Orpí opened the first letter, which was from his old enemy, Captain Vázquez de Soja, and said things like “thou hath recruit’d outlanders & vagabonds … (and that) thou hath neither the knowledge nor the provisions to populate said lands … (and that) thou hath dismissed improperly a Court scribe and that is a crime … (and also that) thou art not only a furr’ner but also reside here without permission of His Majesty.” In short, Captain De Soja had managed to get the C
ouncil of the Indies and the Audiencia of Santo Domingo to revoke his title of conquistador, fairly won by our hero a year earlier in the grant.
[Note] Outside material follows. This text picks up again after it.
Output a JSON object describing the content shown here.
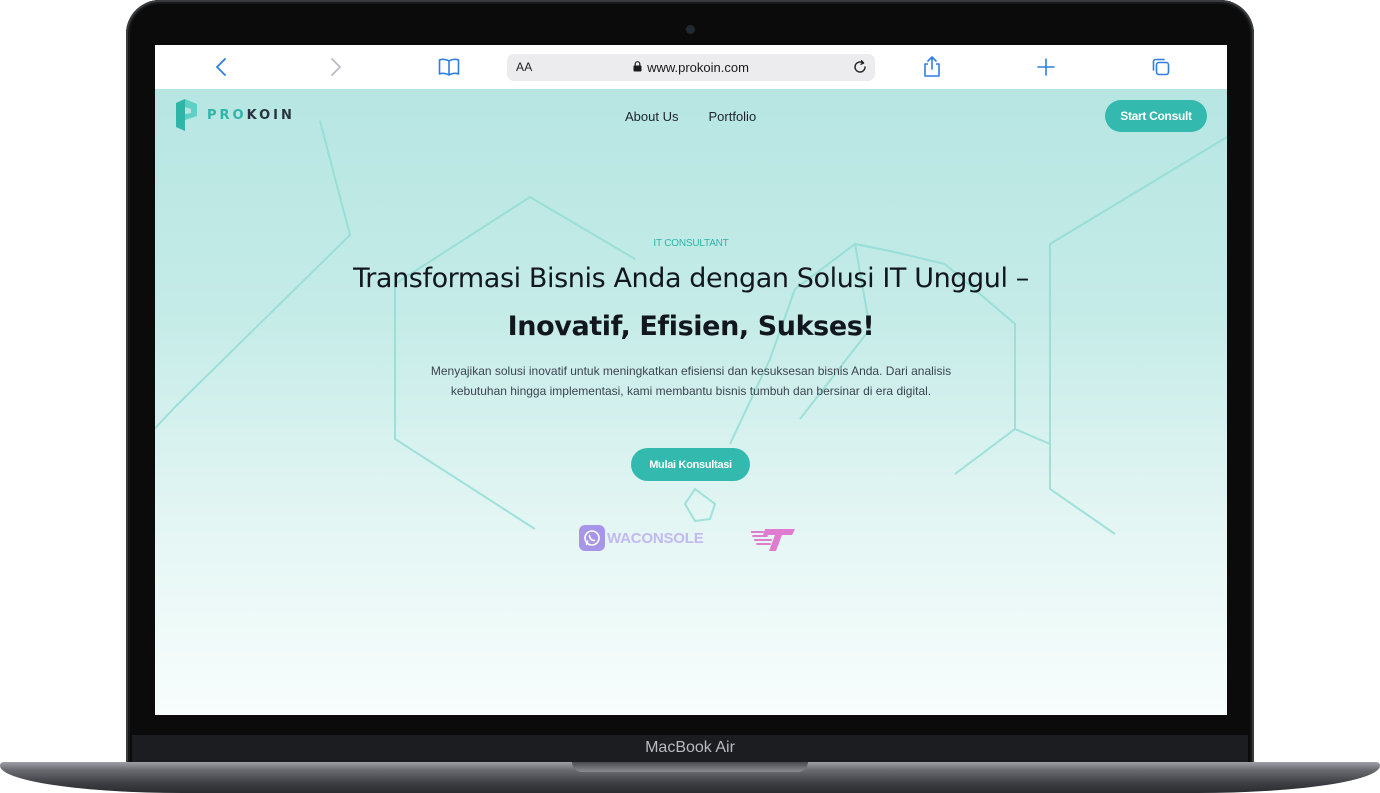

Vázquez de Soja and other likeminded noblemen had managed to take from our hero everything he had achieved. And what’s more, said the letter, everything he owned now belonged to Vázquez de Soja himself! The second letter left him even more nonplussed, as it was from none other than King Philip IV. Among other things, it said:
… I hath been informed that ye haveth bestowed uponst Doctor Juan Orpín, a man without fortune, experience, and without titles, powers, nor faculties to enter in that land of Indians as a conquistador, causing much harm, and as such I order ye, as soon as this letter be received, to revoke and nullify the commission endowed uponst Doctor Juan Orpín.
Signed: Philippus IIII
“Blast! Thou shouldst spake sooner, Father,” our hero lamented, as the royal functionaries rode off. “I canst rid meself of those criollo noblemen and their trickery. The only recourse to ensure mine undertaking is to speak personally with the King. I shall leave today on the first boat bound for the Peninsula. This vile affair shall not go unpunished!”
“And whom shall be left in charge?” asked the Jesuit.
“Piece of cake: I name thee First Lieutenant General of New Catalonia in my absence, if thou donst mind. And, well, even if thou dost. And I shall leave my loyal horse Acephalus in thine charge, to care for as a distinguished personage, since when we say that all human beings, independent of sex, race, or creed, are equal, without hierarchies, the same goest for animals.”
“Very welle. May God be with thee,” said Father Claver in farewell, returning to his Arte.
Receiving the King’s letter and setting off for Spain were two sides of the same coin for our hero who, accompanied by Araypuro, set off on a merchant ship that very morning to Cumanagoto, where they embarked on a nave de aviso138 headed for the Iberian Peninsula.